On the main attack on the tree of souls, one of the helicopters had, I'm sure, the call sign Valkyrie 1, and who doesn’t remember Kilgore’s helicopters charging in blaring ‘Ride of the Valkyries’ from enormous external speakers as they napalmed that village. The visuals were simply stunning. The little wispy jellyfish creatures floating through the air in front of the screen, the animated forest lighting up as they walked managed to evoke memories of Fantasia, a film I don’t even remember watching...
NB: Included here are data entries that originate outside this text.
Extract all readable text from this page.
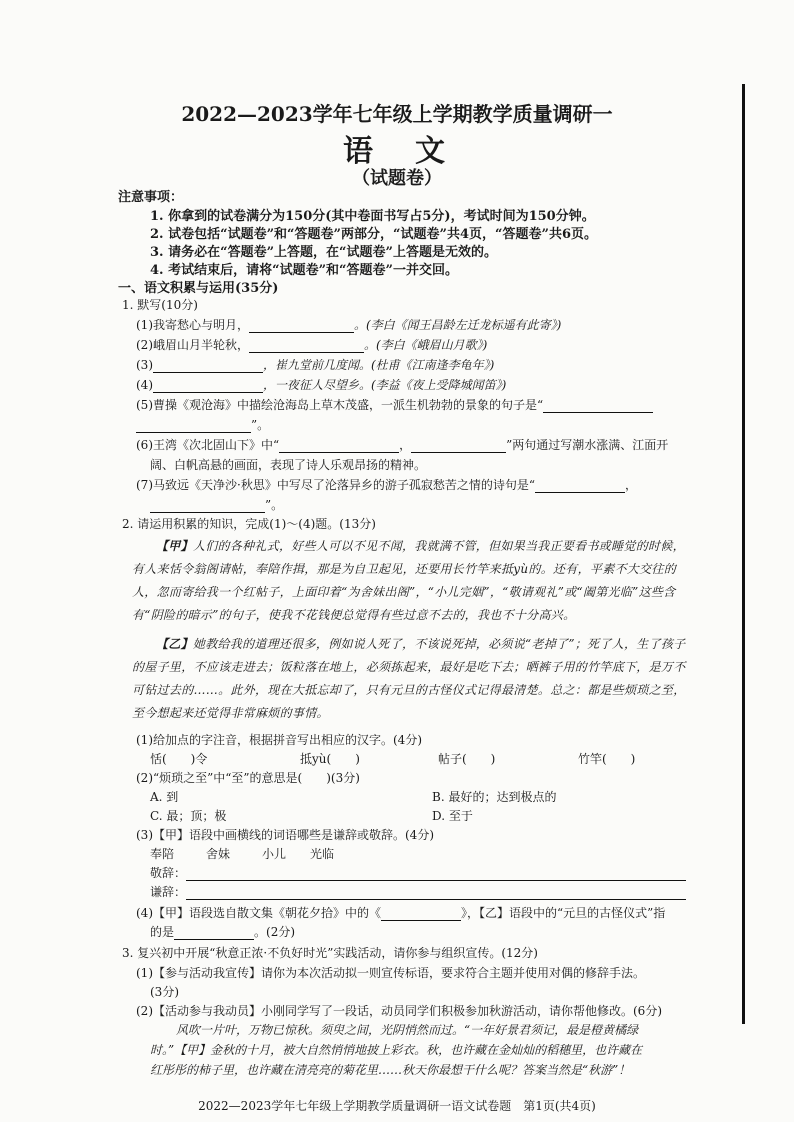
2022—2023学年七年级上学期教学质量调研一
语　文
（试题卷）
注意事项：
1. 你拿到的试卷满分为150分(其中卷面书写占5分)，考试时间为150分钟。
2. 试卷包括“试题卷”和“答题卷”两部分，“试题卷”共4页，“答题卷”共6页。
3. 请务必在“答题卷”上答题，在“试题卷”上答题是无效的。
4. 考试结束后，请将“试题卷”和“答题卷”一并交回。
一、语文积累与运用(35分)
1. 默写(10分)
(1)我寄愁心与明月，	。(李白《闻王昌龄左迁龙标遥有此寄》)
(2)峨眉山月半轮秋，	。(李白《峨眉山月歌》)
(3)	，崔九堂前几度闻。(杜甫《江南逢李龟年》)
(4)	，一夜征人尽望乡。(李益《夜上受降城闻笛》)
(5)曹操《观沧海》中描绘沧海岛上草木茂盛，一派生机勃勃的景象的句子是“
”。
(6)王湾《次北固山下》中“	，	”两句通过写潮水涨满、江面开
阔、白帆高悬的画面，表现了诗人乐观昂扬的精神。
(7)马致远《天净沙·秋思》中写尽了沦落异乡的游子孤寂愁苦之情的诗句是“	，
”。
2. 请运用积累的知识，完成(1)～(4)题。(13分)
【甲】人们的各种礼式，好些人可以不见不闻，我就满不管，但如果当我正要看书或睡觉的时候，有人来恬令翁阁请帖，奉陪作揖，那是为自卫起见，还要用长竹竿来抵yù的。还有，平素不大交往的人，忽而寄给我一个红帖子，上面印着“为舍妹出阁”，“小儿完姻”，“敬请观礼”或“阖第光临”这些含有“阴险的暗示”的句子，使我不花钱便总觉得有些过意不去的，我也不十分高兴。
【乙】她教给我的道理还很多，例如说人死了，不该说死掉，必须说“老掉了”；死了人，生了孩子的屋子里，不应该走进去；饭粒落在地上，必须拣起来，最好是吃下去；晒裤子用的竹竿底下，是万不可钻过去的……。此外，现在大抵忘却了，只有元旦的古怪仪式记得最清楚。总之：都是些烦琐之至，至今想起来还觉得非常麻烦的事情。
(1)给加点的字注音，根据拼音写出相应的汉字。(4分)
恬(　　)令	抵yù(　　)	帖子(　　)	竹竿(　　)
(2)“烦琐之至”中“至”的意思是(　　)(3分)
A. 到	B. 最好的；达到极点的
C. 最；顶；极	D. 至于
(3)【甲】语段中画横线的词语哪些是谦辞或敬辞。(4分)
奉陪	舍妹	小儿 光临
敬辞：
谦辞：
(4)【甲】语段选自散文集《朝花夕拾》中的《	》，【乙】语段中的“元旦的古怪仪式”指
的是	。(2分)
3. 复兴初中开展“秋意正浓·不负好时光”实践活动，请你参与组织宣传。(12分)
(1)【参与活动我宣传】请你为本次活动拟一则宣传标语，要求符合主题并使用对偶的修辞手法。
(3分)
(2)【活动参与我动员】小刚同学写了一段话，动员同学们积极参加秋游活动，请你帮他修改。(6分)
风吹一片叶，万物已惊秋。须臾之间，光阴悄然而过。“一年好景君须记，最是橙黄橘绿
时。”【甲】金秋的十月，被大自然悄悄地披上彩衣。秋，也许藏在金灿灿的稻穗里，也许藏在
红彤彤的柿子里，也许藏在清亮亮的菊花里……秋天你最想干什么呢？答案当然是“秋游”！
2022—2023学年七年级上学期教学质量调研一语文试卷题　第1页(共4页)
But the story, trite trite trite. And then the next day I woke up thinking WOW. What great irony, give the man an Oscar. In case you don’t know the story line, the bad guys are a mining company on a quest for ‘unobtainium’ a rare mineral with a price tag of $20,000,000 per kilo; the good guys are an aboriginal people - the Na’vi - living as one with their dendritically connected forest. The conflict arises because the unobtainium is, of course, right under the forest. The power of right overcomes the power of might and the aborigines, after much sacrifice, kick those dastardly miners back to where they belong. As I may have mentioned before, trite.
What caused me to change my mind were the amazing technical effects. If James Cameron chosen a different medium to tell his story, say he had recruited Amazonian Indians to sustainably harvest ink producing bugs, which he had then transported, by sail boat, to Australia, where indigenous aborigines of the whatever tribe had lovingly painted a series of bark panels in the style of their forefathers that dated back 30,000 years then there would have been no irony. But he didn’t. Instead he produced the most technically advanced movie ever (at the time of writing), employing vast arrays of computers and associated technology. And therein lies the irony. If one were to trace back all those components in all that technology required to produce such a movie, not just back to the factories but all the way to the mines that delivered the raw materials, how many displaced indigenous people would we find? How many ripped up trees, how many steroid pumped security personnel, how many polluted rivers, corrupted officials and broken promises of environmentally sensitive extraction?
The customers for ‘unobtainium’ are you and I. It is our desire for the latest technology whether it be an entertaining toy like an Iphone, a life saving machine such as an MRI scanner, or just a fantastic 3D movie experience, that puts such a high price on rare earth minerals. If it weren’t for that demand from people like us, tribes like the Na’vi (would that be derived from native or naïve?) would not have so many miners on their doorsteps.
And for me that is what makes me it such a great movie. It illustrates (intentionally or otherwise) the tragedy that we are inflicting (intentionally or otherwise) on the planet we inhabit.
Will it change anything? I doubt it. Why? Because when we are searching for someone to blame we look to Corporations, Governments, Hollywood, but we are not so keen on looking in the mirror.